Closed mbroedl closed 6 years ago
Just spoke to my friend who uses autocomplete-bibtex with Mendeley auto-export, and she experiences the same problem.
Thought about the problem more: probably since the file is likely to be written as an output stream, the file-change event listener fires many times (because the file changes continuously) instead of just once when the file is fully written (and is the case when saving it from a text editor).
Suggested solution: Maybe one could buffer the file-change events and when the last file-change event is maybe two seconds ago (could handle that via a promise design, maybe?), only then reload the bibtex file?
@mbroedl what OS are you on? This was built and test on mac where it seemed to work fine but I noticed issues on windows.
Myself I'm on Linux, my friend is on Windows.

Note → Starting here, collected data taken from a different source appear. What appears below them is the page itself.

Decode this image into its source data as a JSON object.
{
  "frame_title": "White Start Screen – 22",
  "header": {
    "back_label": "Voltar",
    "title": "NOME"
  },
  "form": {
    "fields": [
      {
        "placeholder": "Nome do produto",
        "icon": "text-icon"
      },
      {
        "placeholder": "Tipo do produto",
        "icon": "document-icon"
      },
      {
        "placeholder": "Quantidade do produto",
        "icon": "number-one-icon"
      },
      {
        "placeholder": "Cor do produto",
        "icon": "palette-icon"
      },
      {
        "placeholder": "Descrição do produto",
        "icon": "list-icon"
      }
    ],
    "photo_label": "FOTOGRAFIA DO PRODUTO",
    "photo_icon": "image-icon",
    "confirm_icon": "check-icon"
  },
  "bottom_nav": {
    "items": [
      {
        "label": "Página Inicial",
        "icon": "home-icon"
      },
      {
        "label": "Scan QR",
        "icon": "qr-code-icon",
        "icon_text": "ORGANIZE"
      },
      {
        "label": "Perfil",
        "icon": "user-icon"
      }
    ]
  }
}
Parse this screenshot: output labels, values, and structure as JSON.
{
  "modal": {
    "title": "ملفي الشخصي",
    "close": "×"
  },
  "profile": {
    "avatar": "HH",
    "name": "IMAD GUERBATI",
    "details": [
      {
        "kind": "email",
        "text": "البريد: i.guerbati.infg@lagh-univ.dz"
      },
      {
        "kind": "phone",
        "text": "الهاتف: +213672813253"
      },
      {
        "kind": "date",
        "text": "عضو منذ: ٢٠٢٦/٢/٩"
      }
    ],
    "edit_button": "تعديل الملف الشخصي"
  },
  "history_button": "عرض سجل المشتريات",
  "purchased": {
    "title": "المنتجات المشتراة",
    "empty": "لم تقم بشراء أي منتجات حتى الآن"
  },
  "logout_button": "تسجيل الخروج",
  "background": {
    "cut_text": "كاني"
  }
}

@mbroedl I've updated the file loading the be asynchronous, which should solve this. Would be great if you could test the development version before I push this out to everyone! Note that if you have a really huge bibtex file, it will take some processing to parse it, but this should now at least not lock up the rest of the editor
Mhmmm... so when I make one change only, it's alright with this version. It still seems to block atom, but at least it goes back to normal (with my bibtex file) after a few seconds.
However, sometimes it doesn't and I tried to investigate why, so I added to provider.js -> update()
console.log(+ Date.now(), 'reading changed bibtex')
Outcome: In my case, it calls the function update twice on startup, and twice for every change made in zotero (which is probably an issue with the zotero exporter as well?). However, when I continue doing that, there is more and more re-reads of the bibtex file than changes I have made, and some still occur ages later.
So over the course of a minute or two of working in zotero (moving things, retagging, importing new files, etc), the update-function is called quite a lot of times (would assume like 100+ times) which even asynchronously blocks atom. Plus: this error came a few times in between, probably when the async reading is so delayed that the file is written again?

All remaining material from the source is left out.